Само право и справедливость заметными порциями принимают в себя духовность и волю. В компиляциях Юстиниана – уже в христианской Империи – в праве выявили волю воздавать каждому положенное 112в согласии, заметим, с Христовым велением поступать со своим ближним так, как желал бы каждый, чтобы поступали с ним.
Много позже (к XVII веку) получает признание субъективное право. Оно впитало в себя и старый образ естественного закона в его античном и католическом понимании, и, с другой стороны, чувство индивидуализма, получив его частями от лютерано-кальвинизма с примесью мизантропии, в догматах которого каждый в одиночку обречен фатальному Предопределению 113, а также и от жизнелюбивого гуманизма с его верой в разум человеческой личности и волю к свободе. И когда протестантство решило всех оставить наедине со врожденным проклятьем и с видами на спасение через личную веру, а гуманизм, со своей стороны, сделал человека средоточием природы и морального закона, то и естественное право – прежде всеобще-мировое или божественное – сместилось в новое место своей главной драмы. Оно «прошло в удеса», в само естество человека, чтобы обратиться там чередой неотчуждаемых прав, опять-таки от -природных (естественных) и (или) богоданных и вполне уже перенесенных в личность 114. Но и в новом обличье естественное право удержало старый смысл правящего закона хотя бы потому, что взятые из него права и свободы господствуют над юридической прозой так же, как прежде над ней возвышалось ius naturale, и всех по-прежнему связывают, включая суд и власть.
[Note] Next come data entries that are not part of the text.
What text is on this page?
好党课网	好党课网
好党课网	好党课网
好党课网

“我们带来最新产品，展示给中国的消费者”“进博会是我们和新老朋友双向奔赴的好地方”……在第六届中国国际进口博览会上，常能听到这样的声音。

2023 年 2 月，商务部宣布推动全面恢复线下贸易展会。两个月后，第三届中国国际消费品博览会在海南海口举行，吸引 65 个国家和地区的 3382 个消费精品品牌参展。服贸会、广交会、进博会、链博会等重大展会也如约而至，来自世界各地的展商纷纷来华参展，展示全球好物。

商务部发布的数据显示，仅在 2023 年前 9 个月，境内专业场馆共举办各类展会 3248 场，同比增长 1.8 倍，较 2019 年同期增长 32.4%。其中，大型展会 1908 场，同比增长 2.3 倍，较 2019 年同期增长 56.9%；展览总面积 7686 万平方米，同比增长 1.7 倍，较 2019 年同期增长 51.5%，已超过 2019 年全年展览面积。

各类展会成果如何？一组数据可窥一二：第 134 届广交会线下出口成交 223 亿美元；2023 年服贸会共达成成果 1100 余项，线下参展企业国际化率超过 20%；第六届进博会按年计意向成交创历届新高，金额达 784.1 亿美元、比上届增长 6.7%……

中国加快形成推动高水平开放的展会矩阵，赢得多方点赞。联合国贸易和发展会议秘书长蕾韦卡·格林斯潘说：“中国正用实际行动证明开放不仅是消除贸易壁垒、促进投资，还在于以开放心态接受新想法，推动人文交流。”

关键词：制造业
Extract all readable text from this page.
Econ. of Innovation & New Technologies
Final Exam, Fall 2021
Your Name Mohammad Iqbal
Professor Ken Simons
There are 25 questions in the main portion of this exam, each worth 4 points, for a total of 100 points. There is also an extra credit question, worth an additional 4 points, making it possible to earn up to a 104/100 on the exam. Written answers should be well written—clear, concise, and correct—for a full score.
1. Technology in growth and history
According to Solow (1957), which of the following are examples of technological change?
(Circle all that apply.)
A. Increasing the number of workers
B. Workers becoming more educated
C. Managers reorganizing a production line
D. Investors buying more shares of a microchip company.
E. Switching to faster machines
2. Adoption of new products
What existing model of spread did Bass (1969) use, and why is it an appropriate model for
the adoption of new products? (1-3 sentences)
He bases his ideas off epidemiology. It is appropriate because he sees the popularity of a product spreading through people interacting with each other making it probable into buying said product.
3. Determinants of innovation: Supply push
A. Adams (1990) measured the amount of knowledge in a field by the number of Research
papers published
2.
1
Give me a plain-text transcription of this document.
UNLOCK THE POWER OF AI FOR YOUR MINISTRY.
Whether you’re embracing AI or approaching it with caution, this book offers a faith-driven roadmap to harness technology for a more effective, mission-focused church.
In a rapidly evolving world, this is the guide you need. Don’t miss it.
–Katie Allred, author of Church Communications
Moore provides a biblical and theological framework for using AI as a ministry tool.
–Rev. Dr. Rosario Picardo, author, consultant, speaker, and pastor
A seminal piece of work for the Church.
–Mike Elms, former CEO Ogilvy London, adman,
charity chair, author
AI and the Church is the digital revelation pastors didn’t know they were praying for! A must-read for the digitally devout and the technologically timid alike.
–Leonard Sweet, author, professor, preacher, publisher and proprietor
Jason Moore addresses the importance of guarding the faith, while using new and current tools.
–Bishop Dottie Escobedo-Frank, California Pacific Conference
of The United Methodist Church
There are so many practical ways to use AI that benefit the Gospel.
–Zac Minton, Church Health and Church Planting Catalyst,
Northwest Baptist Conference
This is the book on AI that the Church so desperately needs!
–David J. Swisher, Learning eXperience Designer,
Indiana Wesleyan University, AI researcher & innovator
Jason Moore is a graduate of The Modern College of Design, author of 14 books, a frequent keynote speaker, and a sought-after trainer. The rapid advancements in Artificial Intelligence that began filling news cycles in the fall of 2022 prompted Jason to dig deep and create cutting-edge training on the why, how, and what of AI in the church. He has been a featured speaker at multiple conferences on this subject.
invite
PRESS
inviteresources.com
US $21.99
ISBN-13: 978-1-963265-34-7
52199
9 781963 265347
Сходные эволюции, правда не с той подоплекой, случались и раньше, например, в европейских приви-лег иях, где закон – lex, leg, ley , предназначенный кому-то в отдельности или приватно, перетекал к своим носителям и становился частным их обладанием. В этом смысле привилегии субъективным правам предшествуют и все еще остаются в юридическом обращении и языке. Прибрежное право означало как riparian law , так и riparian rights – закон прибрежной полосы и права ее владельца, скажем, на рыбные промыслы или устройство парома. По-русски чин ( ряды и места ) прежде означал общий уклад или строй правил в расстановке лиц с подобающими каждому правами, а потом отошел к носителям чинов, чтобы личный ( его, мой и т. д.) чин значил больше, чем чинное право, хотя и не до того, чтобы все чинно-законное утратило свой общий смысл.